Membership categorization analysis has mostly been applied to verbal means of communication (Francis & Hart, 1997). However, drawing on the ethnomethodological tradition, Sacks (1972, 1992) devoted attention to the role of observation as well, stating that people’s visual features may serve as a basis for categorization. Hence, diverse visual material – such as photographs, paintings, videos, and media images – have supplied material for membership categorization analysis (Ball & Smith, 2011; Francis

& Hart, 1997; Lepper, 2000; Martikainen & Hujala, 2017; Watson, 2005). Following Sacks’ (1972, 1992) observation that people categorize each other based on visual features, students in Sub-study 1 were invited to observe people depicted in the paintings and write what kind of teachers those people would be.

Analysis in practice

As to the analysis in practice, participants’ comments were analyzed painting by painting. First, the analysis focused on examining “perceptually available category features” (Jayyusi, 1984, p. 73): in other words, which visual cues of “teachers” the students mentioned in each painting (e.g., “serious facial expression,” “stiff posture,”

“formal clothes”). Then, it was examined how students specified or defined the

“teachers” based on the visual cues with adjectives (e.g., “strict,” “demanding,”

“mean,” “frightening”) or descriptive expressions (e.g., “keeps strict discipline”). The characterizations with similar or related meanings formed a group that was labeled based on the common denominator of the characterizations in the group (e.g., “strict teacher”).

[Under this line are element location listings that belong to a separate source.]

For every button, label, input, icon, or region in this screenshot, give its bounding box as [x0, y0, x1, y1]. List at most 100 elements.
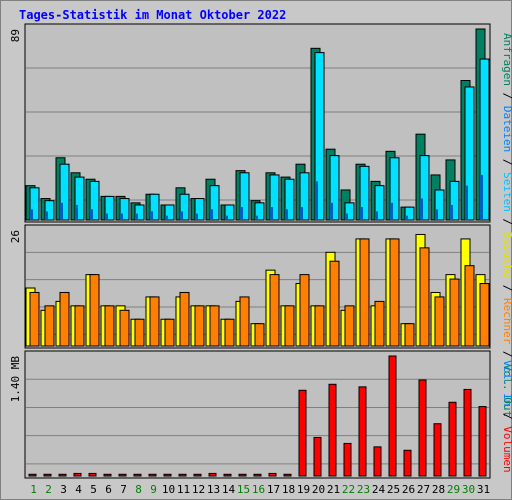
bar-volumen [448, 401, 457, 477]
bar-rechner [59, 291, 70, 347]
x-tick-label: 20 [312, 483, 325, 496]
bar-seiten [105, 213, 108, 220]
bar-rechner [239, 296, 250, 347]
x-tick-label: 23 [357, 483, 370, 496]
bar-volumen [163, 473, 172, 477]
x-tick-label: 17 [267, 483, 280, 496]
bar-seiten [45, 211, 48, 220]
legend-entry: Besuche [501, 232, 512, 278]
bar-volumen [58, 473, 67, 477]
x-tick-label: 15 [237, 483, 250, 496]
bar-rechner [374, 300, 385, 347]
bar-dateien [284, 178, 295, 221]
legend-entry: / [501, 278, 512, 298]
x-tick-label: 2 [45, 483, 52, 496]
legend-entry: Anfragen [501, 33, 512, 86]
bar-seiten [300, 207, 303, 220]
bar-seiten [285, 209, 288, 220]
x-tick-label: 8 [135, 483, 142, 496]
legend-entry: / [501, 86, 512, 106]
x-tick-label: 12 [192, 483, 205, 496]
bar-volumen [193, 473, 202, 477]
legend-entry: Vol. Out [501, 364, 512, 417]
bar-dateien [194, 198, 205, 221]
bar-volumen [358, 386, 367, 477]
y-max-label-visits: 26 [9, 230, 22, 243]
bar-seiten [390, 202, 393, 220]
x-tick-label: 9 [150, 483, 157, 496]
bar-rechner [74, 305, 85, 347]
x-tick-label: 10 [162, 483, 175, 496]
bar-rechner [449, 278, 460, 347]
bar-seiten [120, 213, 123, 220]
bar-dateien [359, 165, 370, 221]
bar-rechner [224, 318, 235, 347]
bar-dateien [44, 200, 55, 221]
bar-rechner [119, 309, 130, 347]
bar-seiten [210, 209, 213, 220]
bar-rechner [164, 318, 175, 347]
bar-rechner [254, 323, 265, 347]
legend-entry: Vol. In [501, 360, 512, 406]
bar-volumen [238, 473, 247, 477]
bar-rechner [134, 318, 145, 347]
bar-volumen [118, 473, 127, 477]
legend-entry: Volumen [501, 426, 512, 472]
bar-dateien [134, 204, 145, 221]
x-tick-label: 5 [90, 483, 97, 496]
bar-seiten [270, 207, 273, 220]
legend-top: Anfragen / Dateien / Seiten / Besuche / … [501, 33, 512, 417]
bar-volumen [148, 473, 157, 477]
bar-rechner [284, 305, 295, 347]
bar-rechner [419, 247, 430, 347]
x-tick-label: 29 [447, 483, 460, 496]
bar-volumen [373, 446, 382, 477]
bar-rechner [434, 296, 445, 347]
x-tick-label: 31 [477, 483, 490, 496]
legend-entry: / [501, 406, 512, 426]
x-tick-label: 22 [342, 483, 355, 496]
bar-dateien [239, 172, 250, 221]
bar-dateien [119, 198, 130, 221]
legend-entry: / [501, 152, 512, 172]
panel-hits [24, 23, 491, 223]
bar-seiten [240, 207, 243, 220]
bar-volumen [463, 388, 472, 477]
bar-volumen [268, 472, 277, 477]
bar-seiten [480, 174, 483, 220]
bar-seiten [255, 215, 258, 220]
bar-volumen [28, 473, 37, 477]
x-tick-label: 26 [402, 483, 415, 496]
bar-seiten [375, 211, 378, 220]
bar-rechner [479, 283, 490, 347]
bar-dateien [479, 58, 490, 221]
bar-seiten [195, 213, 198, 220]
legend-bottom: Vol. In / Volumen [501, 360, 512, 473]
bar-seiten [315, 181, 318, 220]
bar-rechner [464, 265, 475, 347]
bar-dateien [464, 86, 475, 221]
legend-entry: Dateien [501, 106, 512, 152]
bar-dateien [29, 187, 40, 221]
bar-rechner [29, 291, 40, 347]
panel-volume [24, 350, 491, 479]
bar-dateien [164, 204, 175, 221]
bar-seiten [60, 202, 63, 220]
bar-dateien [329, 155, 340, 221]
bar-seiten [135, 213, 138, 220]
bar-volumen [343, 442, 352, 477]
x-tick-label: 11 [177, 483, 190, 496]
bar-dateien [449, 180, 460, 221]
bar-seiten [405, 215, 408, 220]
bar-dateien [209, 185, 220, 221]
bar-rechner [44, 305, 55, 347]
bar-dateien [299, 172, 310, 221]
bar-rechner [404, 323, 415, 347]
x-tick-label: 7 [120, 483, 127, 496]
bar-rechner [359, 238, 370, 347]
chart-title: Tages-Statistik im Monat Oktober 2022 [19, 8, 287, 22]
bar-volumen [328, 383, 337, 477]
x-tick-label: 28 [432, 483, 445, 496]
x-tick-label: 1 [30, 483, 37, 496]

This procedure is understood as membership categorization based on visual cues (Sacks, 1972; see also Martikainen & Hujala, 2017)

.

The names of membership categorizations follow Jayyusi’s (1984, p. 20) “adjective-plus-a-category” model, in which culturally available membership category (“teacher”) is situationally modified by an adjective referring to a teacher characteristic (e.g., “strict teacher”). Finally, different membership categorizations of each “teacher” image were quantified in order to find out whether certain ways of categorizing each painting prevailed.

The membership categorizations formed the results of the analysis. Simultaneously, they served as a basis for making inferences about the core notions and themata of social representations of teachership.